Deriving (hashing) the IV from the password is a bad idea: these should be independent pieces of data. The IV should be unique for each piece of data (which will not be the case when a PW is reused) and unique. I added some arbitrary text to the PW so that the MD5 hash is not directly derived from teh PW, but it is still suboptimal.
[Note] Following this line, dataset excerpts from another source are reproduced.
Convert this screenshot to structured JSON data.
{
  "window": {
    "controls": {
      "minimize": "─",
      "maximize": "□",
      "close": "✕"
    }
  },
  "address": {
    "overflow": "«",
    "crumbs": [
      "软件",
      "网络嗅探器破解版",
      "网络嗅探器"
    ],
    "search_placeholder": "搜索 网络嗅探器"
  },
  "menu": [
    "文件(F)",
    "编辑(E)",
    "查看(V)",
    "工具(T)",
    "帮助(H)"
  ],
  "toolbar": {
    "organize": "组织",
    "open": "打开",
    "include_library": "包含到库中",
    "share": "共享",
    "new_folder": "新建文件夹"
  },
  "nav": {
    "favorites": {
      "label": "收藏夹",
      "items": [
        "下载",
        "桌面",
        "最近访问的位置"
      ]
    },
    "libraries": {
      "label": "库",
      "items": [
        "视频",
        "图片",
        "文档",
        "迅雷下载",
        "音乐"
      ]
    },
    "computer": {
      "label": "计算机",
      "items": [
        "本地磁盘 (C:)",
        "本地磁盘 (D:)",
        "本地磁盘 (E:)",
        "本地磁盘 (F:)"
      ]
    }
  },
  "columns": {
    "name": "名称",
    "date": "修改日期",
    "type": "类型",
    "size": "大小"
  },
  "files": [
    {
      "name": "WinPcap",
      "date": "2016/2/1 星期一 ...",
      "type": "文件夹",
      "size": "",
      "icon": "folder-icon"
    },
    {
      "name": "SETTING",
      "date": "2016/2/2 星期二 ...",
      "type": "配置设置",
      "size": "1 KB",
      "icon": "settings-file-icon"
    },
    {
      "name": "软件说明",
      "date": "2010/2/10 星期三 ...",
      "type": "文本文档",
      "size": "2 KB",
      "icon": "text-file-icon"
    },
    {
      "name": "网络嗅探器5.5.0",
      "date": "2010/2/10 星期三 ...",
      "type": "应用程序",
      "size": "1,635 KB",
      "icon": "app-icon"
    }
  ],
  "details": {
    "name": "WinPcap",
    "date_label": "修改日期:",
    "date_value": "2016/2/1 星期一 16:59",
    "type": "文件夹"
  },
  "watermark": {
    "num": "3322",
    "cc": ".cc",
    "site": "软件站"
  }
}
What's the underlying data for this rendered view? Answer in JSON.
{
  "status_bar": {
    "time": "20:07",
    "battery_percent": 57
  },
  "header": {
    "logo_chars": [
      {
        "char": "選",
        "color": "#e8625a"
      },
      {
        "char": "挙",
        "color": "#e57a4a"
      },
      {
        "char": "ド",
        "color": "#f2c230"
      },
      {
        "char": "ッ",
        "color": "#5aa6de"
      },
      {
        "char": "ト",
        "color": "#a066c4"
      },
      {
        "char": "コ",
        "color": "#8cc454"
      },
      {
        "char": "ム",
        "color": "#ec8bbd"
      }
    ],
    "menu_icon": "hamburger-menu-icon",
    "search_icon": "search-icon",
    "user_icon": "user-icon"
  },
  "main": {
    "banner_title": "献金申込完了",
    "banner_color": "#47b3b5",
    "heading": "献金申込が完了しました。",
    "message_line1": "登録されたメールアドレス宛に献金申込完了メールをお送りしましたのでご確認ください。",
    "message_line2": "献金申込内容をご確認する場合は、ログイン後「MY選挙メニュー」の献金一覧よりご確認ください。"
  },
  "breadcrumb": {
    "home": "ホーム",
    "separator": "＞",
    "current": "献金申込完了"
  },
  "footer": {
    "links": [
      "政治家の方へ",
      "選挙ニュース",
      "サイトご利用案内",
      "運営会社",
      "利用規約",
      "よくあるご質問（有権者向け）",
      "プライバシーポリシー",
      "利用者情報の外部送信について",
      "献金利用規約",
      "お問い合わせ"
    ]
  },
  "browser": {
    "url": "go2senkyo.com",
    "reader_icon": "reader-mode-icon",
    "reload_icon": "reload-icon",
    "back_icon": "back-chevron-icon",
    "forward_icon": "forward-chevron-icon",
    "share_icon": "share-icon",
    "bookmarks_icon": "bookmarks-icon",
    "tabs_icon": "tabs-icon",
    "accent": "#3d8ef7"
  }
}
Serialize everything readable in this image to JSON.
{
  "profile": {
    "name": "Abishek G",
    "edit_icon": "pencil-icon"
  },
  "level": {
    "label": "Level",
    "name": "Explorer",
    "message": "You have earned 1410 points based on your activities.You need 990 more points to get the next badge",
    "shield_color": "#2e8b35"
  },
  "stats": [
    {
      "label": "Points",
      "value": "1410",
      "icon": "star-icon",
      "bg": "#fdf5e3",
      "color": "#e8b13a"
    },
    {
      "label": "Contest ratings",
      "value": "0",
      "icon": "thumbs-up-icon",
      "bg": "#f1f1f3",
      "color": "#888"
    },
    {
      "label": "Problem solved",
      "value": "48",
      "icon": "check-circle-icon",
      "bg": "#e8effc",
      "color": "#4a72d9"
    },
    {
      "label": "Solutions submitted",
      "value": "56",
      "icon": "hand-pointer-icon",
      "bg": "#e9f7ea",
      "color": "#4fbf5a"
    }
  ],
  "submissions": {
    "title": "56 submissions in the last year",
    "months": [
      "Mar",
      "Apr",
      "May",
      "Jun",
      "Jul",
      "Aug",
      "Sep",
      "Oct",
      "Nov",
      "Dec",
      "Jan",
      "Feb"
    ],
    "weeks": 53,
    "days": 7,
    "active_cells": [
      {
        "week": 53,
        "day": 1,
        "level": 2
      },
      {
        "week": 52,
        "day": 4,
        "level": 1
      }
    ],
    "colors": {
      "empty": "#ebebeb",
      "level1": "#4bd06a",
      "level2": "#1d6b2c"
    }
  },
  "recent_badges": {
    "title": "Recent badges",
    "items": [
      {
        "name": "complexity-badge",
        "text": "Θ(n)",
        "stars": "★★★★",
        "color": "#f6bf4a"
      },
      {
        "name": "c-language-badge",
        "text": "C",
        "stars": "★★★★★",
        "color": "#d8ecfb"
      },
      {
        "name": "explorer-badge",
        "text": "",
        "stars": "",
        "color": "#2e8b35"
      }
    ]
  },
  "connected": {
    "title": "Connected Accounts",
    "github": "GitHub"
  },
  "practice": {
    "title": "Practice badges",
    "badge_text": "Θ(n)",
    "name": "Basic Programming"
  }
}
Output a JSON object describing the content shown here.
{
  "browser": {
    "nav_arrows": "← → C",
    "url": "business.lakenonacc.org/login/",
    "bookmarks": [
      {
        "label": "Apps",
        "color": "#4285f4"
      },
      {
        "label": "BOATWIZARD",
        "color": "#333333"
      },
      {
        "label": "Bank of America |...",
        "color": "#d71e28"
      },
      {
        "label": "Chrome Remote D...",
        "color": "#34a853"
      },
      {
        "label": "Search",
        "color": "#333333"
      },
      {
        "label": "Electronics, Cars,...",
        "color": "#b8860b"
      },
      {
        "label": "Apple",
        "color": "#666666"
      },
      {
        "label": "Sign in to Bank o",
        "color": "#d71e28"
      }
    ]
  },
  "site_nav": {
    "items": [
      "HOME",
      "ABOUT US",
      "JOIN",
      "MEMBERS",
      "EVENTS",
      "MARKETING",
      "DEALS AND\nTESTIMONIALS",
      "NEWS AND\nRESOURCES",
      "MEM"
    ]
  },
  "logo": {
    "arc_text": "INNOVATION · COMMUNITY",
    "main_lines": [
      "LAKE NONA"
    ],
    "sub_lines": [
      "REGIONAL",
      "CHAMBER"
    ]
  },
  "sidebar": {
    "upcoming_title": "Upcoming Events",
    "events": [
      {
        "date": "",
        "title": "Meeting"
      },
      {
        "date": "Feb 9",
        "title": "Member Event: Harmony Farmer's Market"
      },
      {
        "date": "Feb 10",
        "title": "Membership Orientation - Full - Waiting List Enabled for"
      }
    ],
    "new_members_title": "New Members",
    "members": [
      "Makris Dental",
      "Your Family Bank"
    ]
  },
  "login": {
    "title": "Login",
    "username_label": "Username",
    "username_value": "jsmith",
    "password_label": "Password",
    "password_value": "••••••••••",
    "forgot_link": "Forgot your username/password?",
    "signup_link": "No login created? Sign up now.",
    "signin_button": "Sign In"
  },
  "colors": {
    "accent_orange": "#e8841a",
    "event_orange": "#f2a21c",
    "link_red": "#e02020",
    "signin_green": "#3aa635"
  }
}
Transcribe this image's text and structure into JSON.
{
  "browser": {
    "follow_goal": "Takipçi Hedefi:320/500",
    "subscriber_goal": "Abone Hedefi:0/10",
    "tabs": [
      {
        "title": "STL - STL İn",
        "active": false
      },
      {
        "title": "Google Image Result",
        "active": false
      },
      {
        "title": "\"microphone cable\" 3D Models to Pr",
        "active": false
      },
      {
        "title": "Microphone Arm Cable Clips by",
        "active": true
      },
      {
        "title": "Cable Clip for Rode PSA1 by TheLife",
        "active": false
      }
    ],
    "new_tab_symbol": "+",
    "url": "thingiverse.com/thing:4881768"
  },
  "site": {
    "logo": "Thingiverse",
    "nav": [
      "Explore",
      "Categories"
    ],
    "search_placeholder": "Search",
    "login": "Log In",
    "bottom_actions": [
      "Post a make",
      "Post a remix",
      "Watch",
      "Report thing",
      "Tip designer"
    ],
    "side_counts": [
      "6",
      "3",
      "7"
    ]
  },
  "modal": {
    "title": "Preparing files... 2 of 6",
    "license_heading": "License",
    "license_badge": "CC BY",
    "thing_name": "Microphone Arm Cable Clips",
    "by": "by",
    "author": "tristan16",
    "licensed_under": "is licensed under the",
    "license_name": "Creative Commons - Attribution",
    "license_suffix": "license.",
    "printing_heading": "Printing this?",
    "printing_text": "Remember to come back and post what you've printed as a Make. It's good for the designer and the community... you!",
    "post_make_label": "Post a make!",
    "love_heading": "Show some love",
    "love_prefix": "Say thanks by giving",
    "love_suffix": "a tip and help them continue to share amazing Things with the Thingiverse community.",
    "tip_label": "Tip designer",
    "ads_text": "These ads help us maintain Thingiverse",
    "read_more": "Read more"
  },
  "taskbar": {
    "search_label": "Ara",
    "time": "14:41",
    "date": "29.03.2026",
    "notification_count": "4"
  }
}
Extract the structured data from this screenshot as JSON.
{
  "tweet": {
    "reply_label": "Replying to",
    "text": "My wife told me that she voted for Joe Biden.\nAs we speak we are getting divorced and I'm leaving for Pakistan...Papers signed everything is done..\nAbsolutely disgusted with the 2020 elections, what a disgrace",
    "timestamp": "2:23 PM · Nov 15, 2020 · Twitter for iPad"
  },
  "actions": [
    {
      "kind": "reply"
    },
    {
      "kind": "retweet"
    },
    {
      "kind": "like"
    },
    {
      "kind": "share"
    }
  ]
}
Secondly, MD5 is outdated.

To create a random IV

Private Const MinSize = 7
Public Shared Function GetRandomBytes(size As Integer) As Byte()
    ' dont allow less than a sensible min
    Dim data(If(size < MinSize, MinSize, size)) As Byte

    Using rng As New RNGCryptoServiceProvider
        ' fill the array 
        rng.GetNonZeroBytes(data)
    End Using
    Return data

End Function

Put this in a crypto tools lib because you will use it for IV's as well as Salt for hashes. Example:

 myIV = CryptoUtils.GetRandomBytes(15)

If the IV is unique each time, the trick becomes how to save it so the same values can be used in decryption. The IV need not be secret, so it can be saved to the FileStream before you pass it to the CryptoStream constructor. The Decrypt method does the reverse.

These too can be made into methods so the same process is used each time.

Finally, your questions will get a better reception if they were more concise. The error clearly indicates a crypto problem so those first 2 blocks are more or less noise.